Home All Groups Group Topic Archive Search About

Re: How to detect unicode text?

Author
31 May 2009 2:42 AM
Jak Aiden
I had a similar problem, but the function suggested sorted it out
(albeit with a little tweaking) here is the fully tested and now working
function! It detects PERFECTLY!!

Public Function GetFileEncoding(MyFileName) As String
   Dim b1, FileNum
   'On Error Resume Next
   FileNum = FreeFile
   Open MyFileName For Binary As #FileNum
   b1 = Input(1, #FileNum)
   If Asc(b1) = &HFF Then
      Close #FileNum
      GetFileEncoding = "UNICODE_FILE"
   ElseIf Asc(b1) = &HEF Then
      Close #FileNum
      GetFileEncoding = "UTF8_FILE"
   Else
      Close #FileNum
      GetFileEncoding = "ANSI_FILE"
   End If
End Function

'Then to use it, just test it like this:
    If GetFileEncoding(FileFullPath) = "ANSI_FILE" Then
        'Run the code you would use if it is ANSI
    Else
        'Run the code you would use if Unicode
    End If

Hope this helps!! My code now works great!




*** Sent via Developersdex http://www.developersdex.com ***

Author
31 May 2009 7:35 AM
Nigel Bufton
Show quote Hide quote
"Jak Aiden" <purplekid2***@yahoo.co.uk> wrote in message
news:efcq8lZ4JHA.1372@TK2MSFTNGP05.phx.gbl...
>I had a similar problem, but the function suggested sorted it out
> (albeit with a little tweaking) here is the fully tested and now working
> function!

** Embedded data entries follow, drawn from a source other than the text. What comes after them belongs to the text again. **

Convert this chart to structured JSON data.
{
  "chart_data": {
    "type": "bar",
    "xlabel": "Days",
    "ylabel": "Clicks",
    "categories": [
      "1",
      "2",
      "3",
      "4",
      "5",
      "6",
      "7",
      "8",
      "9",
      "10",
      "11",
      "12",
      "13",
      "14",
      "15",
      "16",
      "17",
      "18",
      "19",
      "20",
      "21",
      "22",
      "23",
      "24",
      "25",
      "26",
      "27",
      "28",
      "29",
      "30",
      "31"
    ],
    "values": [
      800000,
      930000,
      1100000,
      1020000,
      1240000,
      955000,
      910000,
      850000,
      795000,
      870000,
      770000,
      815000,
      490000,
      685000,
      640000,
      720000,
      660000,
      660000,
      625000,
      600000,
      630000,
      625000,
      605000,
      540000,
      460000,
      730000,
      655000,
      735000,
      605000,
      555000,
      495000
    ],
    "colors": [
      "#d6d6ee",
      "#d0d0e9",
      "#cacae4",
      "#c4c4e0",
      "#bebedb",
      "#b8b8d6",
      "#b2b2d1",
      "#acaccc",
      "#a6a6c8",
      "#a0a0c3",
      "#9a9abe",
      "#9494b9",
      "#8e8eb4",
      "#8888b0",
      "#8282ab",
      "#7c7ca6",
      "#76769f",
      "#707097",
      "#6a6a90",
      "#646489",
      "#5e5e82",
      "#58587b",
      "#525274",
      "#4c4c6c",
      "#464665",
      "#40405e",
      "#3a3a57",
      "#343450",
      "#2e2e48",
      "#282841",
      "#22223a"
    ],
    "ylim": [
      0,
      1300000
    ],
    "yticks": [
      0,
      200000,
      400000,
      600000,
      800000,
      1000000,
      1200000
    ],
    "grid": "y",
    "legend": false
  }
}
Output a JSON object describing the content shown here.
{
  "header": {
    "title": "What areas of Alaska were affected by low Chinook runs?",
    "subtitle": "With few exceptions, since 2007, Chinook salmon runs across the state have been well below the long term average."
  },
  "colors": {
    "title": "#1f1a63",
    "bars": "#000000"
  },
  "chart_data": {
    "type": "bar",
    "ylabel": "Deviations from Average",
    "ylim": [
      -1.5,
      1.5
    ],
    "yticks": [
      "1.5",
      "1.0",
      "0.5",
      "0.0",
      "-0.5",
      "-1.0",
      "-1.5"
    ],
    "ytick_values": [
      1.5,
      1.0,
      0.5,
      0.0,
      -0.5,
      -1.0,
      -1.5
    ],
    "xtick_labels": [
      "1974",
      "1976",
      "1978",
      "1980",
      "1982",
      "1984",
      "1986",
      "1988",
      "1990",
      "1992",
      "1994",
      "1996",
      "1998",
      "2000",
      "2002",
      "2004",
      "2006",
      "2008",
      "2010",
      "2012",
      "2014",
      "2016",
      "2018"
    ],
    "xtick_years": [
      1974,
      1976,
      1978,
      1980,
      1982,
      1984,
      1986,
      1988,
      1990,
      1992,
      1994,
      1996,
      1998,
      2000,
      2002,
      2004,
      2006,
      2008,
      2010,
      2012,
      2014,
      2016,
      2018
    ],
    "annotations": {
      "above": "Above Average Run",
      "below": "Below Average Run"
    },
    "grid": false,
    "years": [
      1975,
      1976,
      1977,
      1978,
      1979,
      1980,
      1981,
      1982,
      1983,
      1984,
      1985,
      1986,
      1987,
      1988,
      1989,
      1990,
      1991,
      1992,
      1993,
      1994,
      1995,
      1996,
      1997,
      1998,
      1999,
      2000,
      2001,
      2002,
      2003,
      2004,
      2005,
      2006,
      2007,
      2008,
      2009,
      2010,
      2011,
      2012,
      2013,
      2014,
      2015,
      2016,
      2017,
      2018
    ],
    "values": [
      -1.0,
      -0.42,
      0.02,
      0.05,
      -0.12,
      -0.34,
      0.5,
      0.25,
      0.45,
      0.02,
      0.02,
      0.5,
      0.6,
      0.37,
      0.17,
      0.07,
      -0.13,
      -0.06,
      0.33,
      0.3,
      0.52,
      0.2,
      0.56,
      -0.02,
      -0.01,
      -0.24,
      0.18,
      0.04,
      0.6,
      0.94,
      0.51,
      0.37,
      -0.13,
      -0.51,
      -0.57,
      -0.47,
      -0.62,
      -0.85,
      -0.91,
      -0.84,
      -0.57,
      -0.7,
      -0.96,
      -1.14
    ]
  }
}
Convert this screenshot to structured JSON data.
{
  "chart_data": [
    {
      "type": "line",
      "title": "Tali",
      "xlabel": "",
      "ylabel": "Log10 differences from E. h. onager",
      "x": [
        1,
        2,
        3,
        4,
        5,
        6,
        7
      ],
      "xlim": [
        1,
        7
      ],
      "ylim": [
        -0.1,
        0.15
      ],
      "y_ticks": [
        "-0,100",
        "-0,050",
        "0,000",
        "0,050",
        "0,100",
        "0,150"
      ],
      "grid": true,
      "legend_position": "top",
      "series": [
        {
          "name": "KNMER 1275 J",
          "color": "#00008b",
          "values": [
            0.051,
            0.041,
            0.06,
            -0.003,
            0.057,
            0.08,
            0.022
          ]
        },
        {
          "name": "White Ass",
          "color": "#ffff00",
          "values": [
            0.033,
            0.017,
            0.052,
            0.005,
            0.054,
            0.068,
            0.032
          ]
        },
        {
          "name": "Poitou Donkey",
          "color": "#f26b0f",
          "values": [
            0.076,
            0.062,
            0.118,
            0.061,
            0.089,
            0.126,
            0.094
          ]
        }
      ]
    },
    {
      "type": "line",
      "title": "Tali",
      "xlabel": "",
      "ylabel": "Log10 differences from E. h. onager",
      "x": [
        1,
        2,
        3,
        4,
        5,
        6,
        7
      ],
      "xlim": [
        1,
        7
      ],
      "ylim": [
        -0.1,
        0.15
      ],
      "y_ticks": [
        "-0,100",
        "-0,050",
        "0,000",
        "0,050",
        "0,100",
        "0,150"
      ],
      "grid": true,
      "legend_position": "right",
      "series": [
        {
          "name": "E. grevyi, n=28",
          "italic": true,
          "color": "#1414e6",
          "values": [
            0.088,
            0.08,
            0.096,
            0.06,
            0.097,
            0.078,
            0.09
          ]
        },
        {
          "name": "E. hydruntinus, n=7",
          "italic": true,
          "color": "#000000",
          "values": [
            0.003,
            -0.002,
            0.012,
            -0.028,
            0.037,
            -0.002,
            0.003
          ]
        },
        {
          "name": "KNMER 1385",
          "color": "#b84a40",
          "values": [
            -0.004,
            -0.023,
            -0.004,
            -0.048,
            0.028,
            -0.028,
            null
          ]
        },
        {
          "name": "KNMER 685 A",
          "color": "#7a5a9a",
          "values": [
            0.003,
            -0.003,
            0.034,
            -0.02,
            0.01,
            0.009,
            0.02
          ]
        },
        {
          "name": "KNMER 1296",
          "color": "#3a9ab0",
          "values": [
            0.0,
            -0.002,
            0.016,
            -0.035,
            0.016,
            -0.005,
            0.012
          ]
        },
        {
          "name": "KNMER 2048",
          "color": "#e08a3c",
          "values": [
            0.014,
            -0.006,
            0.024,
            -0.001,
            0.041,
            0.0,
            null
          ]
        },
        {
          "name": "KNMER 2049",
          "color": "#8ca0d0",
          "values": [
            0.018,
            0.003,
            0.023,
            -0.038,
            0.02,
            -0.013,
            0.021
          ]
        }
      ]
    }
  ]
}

It detects PERFECTLY!!
>
> Public Function GetFileEncoding(MyFileName) As String
>   Dim b1, FileNum
>   'On Error Resume Next
>   FileNum = FreeFile
>   Open MyFileName For Binary As #FileNum
>   b1 = Input(1, #FileNum)
>   If Asc(b1) = &HFF Then
>      Close #FileNum
>      GetFileEncoding = "UNICODE_FILE"
>   ElseIf Asc(b1) = &HEF Then
>      Close #FileNum
>      GetFileEncoding = "UTF8_FILE"
>   Else
>      Close #FileNum
>      GetFileEncoding = "ANSI_FILE"
>   End If
> End Function
>
> 'Then to use it, just test it like this:
>    If GetFileEncoding(FileFullPath) = "ANSI_FILE" Then
>        'Run the code you would use if it is ANSI
>    Else
>        'Run the code you would use if Unicode
>    End If
>
> Hope this helps!! My code now works great!
>
>

However, it could fail on some files.  To be more complete, test 2-3 bytes
for:
FF+FE (Little-endian Unicode)
FE+FF (Big-endian Unicode)
EF+BB+BF (UTF-8)
None of these (ANSI)

Nigel
Author
31 May 2009 5:21 PM
Bob Riemersma
"Nigel Bufton" <ni***@bufton.org> wrote in message
news:%23IBJ8Lc4JHA.6004@TK2MSFTNGP02.phx.gbl...
> However, it could fail on some files.  To be more complete, test 2-3 bytes
> for:
> FF+FE (Little-endian Unicode)
> FE+FF (Big-endian Unicode)
> EF+BB+BF (UTF-8)
> None of these (ANSI)
>
> Nigel
Checking for a BOM can only tell your what kind of Unicode you have, not
whether the file is Unicode or ANSI.  FF, FE, etc. are all valid ANSI
values.

It makes a decent approximation though, which is all one can reasonably
expect.  However you might also consider that Unicode files are not required
to have a BOM at all, it is merely a convention and sometimes it isn't
followed.